The integrity of our swallow is impacted by our expectations regarding what we’re about to swallow, and we form our expectations with our senses. We see the liquid in our cups. We see bubbles in our sodas or steam rise from our coffee mugs. We feel, by holding our cups, that the beverage is cold or hot, very full, or almost empty, and we make adjustments accordingly. We see and smell our food, and this makes our mouths water.

That is how we eat. Lights on. Our patients lose some of that when the food is on a tray across the room, covered in a dome. They lose some of that when we feed them. When we hold their utensils. When we offer a spoonful of puree spaghetti while their eyes are closed. Metaphorically speaking, we ask them to eat in the dark. It is spooky. They are unsure. They pass.

We need to teach caregivers how to turn the lights on at lunch; how to keep mealtime from being so spooky. Some of the things I recommend to families include:

  • Be patient for the times the patient is awake and alert, and then position appropriately.
  • Talk about the food, describe the food, and encourage the patient to look at it and talk about it, too.
  • Mention to the patient if the food is hot or cold.
  • At the start of the meal, have the patient hold the cup or utensil, and then hand-over-hand assist.
  • Offer choices for each bite: “Do you want more of these mashed potatoes, or do you want some of the peas? What looks good to you?”
  • Allow the patient to touch the food with his/her fingers, if he/she is inclined.

Do you have any tips for turning the lights on at lunch? What advise do your patients’ caregivers find helpful?



  1. Hi Ginger
    You’re a skilled writer! Even though Halloween is not widely celebrated in South Africa, I am certainly going to use this to teach students. Your lights metaphor is an excellent way to teach students insight into what it must be like living with dysphagia. Thank you!

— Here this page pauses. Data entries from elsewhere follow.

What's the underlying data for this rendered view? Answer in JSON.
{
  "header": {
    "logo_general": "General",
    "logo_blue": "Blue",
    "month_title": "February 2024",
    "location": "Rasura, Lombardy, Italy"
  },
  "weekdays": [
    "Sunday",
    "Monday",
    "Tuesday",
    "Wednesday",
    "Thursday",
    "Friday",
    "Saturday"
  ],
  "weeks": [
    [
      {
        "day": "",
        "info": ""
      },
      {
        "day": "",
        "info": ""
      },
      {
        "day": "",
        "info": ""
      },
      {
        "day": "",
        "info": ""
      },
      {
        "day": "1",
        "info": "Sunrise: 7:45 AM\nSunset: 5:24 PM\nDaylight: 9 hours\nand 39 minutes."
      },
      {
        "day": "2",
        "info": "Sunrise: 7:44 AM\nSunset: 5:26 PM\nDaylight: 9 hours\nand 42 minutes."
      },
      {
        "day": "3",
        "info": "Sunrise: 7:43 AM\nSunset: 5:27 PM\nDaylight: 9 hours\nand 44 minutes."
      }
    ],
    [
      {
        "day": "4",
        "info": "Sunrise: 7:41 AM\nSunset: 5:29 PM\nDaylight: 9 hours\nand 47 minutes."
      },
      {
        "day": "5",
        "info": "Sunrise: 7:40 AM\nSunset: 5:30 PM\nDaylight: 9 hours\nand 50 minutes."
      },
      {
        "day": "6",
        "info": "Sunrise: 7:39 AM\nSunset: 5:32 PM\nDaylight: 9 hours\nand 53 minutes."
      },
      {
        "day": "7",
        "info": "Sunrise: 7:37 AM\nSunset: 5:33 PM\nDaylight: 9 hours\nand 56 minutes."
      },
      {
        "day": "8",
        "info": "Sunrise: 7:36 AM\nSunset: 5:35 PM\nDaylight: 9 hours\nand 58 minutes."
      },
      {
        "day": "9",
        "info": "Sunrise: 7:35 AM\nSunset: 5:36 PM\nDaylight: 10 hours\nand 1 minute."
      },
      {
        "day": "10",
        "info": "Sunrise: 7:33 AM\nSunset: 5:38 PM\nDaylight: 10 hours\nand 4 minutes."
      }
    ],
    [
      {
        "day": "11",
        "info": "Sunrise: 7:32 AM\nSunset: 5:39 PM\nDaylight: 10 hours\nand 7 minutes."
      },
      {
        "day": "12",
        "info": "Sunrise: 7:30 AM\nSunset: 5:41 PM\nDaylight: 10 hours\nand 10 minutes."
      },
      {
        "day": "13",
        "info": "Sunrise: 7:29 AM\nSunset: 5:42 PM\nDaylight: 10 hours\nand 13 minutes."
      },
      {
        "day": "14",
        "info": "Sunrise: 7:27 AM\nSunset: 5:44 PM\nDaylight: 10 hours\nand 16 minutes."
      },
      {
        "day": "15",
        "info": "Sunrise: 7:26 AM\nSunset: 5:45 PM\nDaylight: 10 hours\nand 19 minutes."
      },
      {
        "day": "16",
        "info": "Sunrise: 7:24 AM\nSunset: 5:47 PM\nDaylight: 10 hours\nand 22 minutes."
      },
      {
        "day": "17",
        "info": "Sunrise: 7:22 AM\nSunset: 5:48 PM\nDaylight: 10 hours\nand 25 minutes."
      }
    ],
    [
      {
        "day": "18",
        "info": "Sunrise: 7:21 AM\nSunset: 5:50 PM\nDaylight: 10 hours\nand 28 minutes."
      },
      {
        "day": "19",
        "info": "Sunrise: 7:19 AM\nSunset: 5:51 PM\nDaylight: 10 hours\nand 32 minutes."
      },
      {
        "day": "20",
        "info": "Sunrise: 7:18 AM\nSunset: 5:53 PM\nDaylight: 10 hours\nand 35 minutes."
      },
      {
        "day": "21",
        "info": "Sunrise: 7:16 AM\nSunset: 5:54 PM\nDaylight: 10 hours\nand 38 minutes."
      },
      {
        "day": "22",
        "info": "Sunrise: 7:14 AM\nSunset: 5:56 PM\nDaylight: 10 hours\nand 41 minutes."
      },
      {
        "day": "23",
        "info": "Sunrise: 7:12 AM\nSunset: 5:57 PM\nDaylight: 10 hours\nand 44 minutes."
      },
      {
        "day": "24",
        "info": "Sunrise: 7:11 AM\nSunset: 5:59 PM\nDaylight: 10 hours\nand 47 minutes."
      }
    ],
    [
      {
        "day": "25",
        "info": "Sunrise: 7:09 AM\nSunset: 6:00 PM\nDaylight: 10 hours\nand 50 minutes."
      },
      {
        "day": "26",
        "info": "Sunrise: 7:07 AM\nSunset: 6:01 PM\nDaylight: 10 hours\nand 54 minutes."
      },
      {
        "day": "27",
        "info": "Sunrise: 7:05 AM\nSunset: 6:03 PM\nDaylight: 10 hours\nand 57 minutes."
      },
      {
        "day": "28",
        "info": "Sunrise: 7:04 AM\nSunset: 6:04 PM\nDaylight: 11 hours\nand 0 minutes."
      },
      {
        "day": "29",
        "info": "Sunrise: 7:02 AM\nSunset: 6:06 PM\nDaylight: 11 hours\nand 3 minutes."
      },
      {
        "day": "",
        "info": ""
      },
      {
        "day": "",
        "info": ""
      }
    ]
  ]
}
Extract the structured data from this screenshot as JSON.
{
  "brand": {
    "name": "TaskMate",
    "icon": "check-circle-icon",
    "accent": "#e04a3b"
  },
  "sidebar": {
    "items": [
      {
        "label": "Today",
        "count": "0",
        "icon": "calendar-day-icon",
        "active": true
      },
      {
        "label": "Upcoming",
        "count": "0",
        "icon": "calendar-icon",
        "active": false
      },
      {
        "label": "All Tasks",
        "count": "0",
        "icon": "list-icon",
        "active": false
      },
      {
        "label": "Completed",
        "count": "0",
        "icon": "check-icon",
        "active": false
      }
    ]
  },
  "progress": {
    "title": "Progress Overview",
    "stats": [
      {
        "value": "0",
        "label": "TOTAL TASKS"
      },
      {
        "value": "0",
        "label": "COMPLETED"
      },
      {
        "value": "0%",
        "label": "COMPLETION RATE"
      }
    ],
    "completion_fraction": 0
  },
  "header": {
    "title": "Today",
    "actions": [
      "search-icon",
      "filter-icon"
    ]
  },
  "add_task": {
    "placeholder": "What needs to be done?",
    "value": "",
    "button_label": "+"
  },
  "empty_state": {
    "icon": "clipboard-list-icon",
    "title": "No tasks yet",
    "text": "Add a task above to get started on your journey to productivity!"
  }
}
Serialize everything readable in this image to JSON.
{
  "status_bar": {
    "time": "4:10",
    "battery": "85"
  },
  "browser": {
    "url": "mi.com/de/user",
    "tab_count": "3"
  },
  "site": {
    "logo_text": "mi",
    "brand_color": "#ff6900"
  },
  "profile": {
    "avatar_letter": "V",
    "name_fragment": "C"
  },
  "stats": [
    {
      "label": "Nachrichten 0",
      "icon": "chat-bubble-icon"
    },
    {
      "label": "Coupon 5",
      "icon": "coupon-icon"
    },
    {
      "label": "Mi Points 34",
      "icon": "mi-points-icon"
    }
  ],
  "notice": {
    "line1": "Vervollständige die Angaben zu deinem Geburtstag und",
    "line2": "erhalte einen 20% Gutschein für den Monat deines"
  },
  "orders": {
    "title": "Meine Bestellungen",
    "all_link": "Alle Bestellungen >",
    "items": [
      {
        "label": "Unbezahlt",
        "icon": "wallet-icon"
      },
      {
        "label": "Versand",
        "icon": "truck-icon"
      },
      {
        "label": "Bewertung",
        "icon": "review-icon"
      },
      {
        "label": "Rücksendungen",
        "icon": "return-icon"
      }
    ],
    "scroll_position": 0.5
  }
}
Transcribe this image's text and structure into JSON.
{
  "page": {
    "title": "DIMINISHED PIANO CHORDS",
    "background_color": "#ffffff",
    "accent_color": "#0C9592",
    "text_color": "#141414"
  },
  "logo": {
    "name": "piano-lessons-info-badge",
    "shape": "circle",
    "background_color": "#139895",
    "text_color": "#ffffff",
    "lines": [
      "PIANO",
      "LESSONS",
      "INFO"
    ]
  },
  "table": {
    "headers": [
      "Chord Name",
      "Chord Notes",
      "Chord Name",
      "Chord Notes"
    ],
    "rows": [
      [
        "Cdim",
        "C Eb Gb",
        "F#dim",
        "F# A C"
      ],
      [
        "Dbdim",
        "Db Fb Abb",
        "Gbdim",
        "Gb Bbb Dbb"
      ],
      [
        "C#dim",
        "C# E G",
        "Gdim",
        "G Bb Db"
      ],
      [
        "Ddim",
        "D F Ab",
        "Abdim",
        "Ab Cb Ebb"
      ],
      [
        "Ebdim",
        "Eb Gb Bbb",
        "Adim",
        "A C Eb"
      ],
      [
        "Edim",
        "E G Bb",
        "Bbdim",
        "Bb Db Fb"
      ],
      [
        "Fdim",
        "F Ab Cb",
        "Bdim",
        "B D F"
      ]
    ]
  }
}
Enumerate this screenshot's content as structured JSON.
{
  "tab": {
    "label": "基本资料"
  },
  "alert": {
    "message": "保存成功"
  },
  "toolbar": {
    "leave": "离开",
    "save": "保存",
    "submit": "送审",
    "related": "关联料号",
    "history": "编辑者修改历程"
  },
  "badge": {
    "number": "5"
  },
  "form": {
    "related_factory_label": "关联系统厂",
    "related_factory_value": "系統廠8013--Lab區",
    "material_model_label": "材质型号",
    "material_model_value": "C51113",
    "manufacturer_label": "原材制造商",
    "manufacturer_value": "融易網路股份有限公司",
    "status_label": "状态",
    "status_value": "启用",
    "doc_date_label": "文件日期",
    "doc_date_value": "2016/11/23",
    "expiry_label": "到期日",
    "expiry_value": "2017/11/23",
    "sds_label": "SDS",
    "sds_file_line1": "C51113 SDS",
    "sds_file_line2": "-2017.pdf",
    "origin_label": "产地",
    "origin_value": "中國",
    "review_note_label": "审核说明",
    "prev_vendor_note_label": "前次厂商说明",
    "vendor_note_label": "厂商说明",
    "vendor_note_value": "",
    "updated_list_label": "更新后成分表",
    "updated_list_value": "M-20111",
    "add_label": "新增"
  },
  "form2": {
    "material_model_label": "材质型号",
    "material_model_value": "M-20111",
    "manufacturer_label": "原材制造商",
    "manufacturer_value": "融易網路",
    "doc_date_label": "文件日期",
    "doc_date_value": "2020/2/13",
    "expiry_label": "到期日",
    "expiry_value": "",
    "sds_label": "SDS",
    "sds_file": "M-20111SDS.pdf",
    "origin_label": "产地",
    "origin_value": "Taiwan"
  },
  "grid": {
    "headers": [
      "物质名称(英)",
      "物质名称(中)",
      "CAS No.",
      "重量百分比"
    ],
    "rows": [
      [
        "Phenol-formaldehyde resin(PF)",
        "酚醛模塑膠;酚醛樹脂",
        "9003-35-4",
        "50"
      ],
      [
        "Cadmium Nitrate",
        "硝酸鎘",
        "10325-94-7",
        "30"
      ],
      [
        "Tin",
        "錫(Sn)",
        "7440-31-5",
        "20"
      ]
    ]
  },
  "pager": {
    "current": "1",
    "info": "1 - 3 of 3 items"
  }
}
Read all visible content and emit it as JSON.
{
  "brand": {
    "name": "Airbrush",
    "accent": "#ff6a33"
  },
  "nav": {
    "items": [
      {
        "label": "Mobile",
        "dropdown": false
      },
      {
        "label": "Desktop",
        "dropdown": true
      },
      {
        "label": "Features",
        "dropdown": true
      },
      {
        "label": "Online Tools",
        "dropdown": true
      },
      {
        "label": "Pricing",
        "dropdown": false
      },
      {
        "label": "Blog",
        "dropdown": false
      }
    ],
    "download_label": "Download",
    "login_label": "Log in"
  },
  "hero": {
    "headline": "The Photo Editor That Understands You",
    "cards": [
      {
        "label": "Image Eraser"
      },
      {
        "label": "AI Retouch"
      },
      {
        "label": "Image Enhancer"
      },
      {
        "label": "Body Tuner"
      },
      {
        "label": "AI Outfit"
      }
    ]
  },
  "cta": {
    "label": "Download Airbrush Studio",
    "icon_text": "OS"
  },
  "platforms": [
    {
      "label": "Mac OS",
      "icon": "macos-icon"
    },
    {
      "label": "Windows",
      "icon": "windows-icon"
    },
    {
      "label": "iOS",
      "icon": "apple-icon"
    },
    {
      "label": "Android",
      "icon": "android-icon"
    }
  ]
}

  2. I will be quoting you regarding the “integrity of our swallow is impacted by our expectations”! Profound to me and my home health caseload. Voicing what we see and smell when we are eating is valid-even if it is criticism! Proprioceptive skills play huge into independent eating and consults with OT and PT are so helpful. I try to have a cup of coffee or water or something in front of me when assessing/treating patients with dysphagia. It makes the event more engaging- easing the patient’s comfort level for ongoing intake. I use childhood memories of foods with seasons and I talk about food and recipes and cooking before and after meals. I try to explore what really tastes good to them in order to work with kitchen and staff. Calories and sufficient intake are very relevant in therapy interventions. I love this field!!!! Thanks for shedding increasing light on an area that the public are still very much unaware of- speech therapists and our work with swallowing disorders.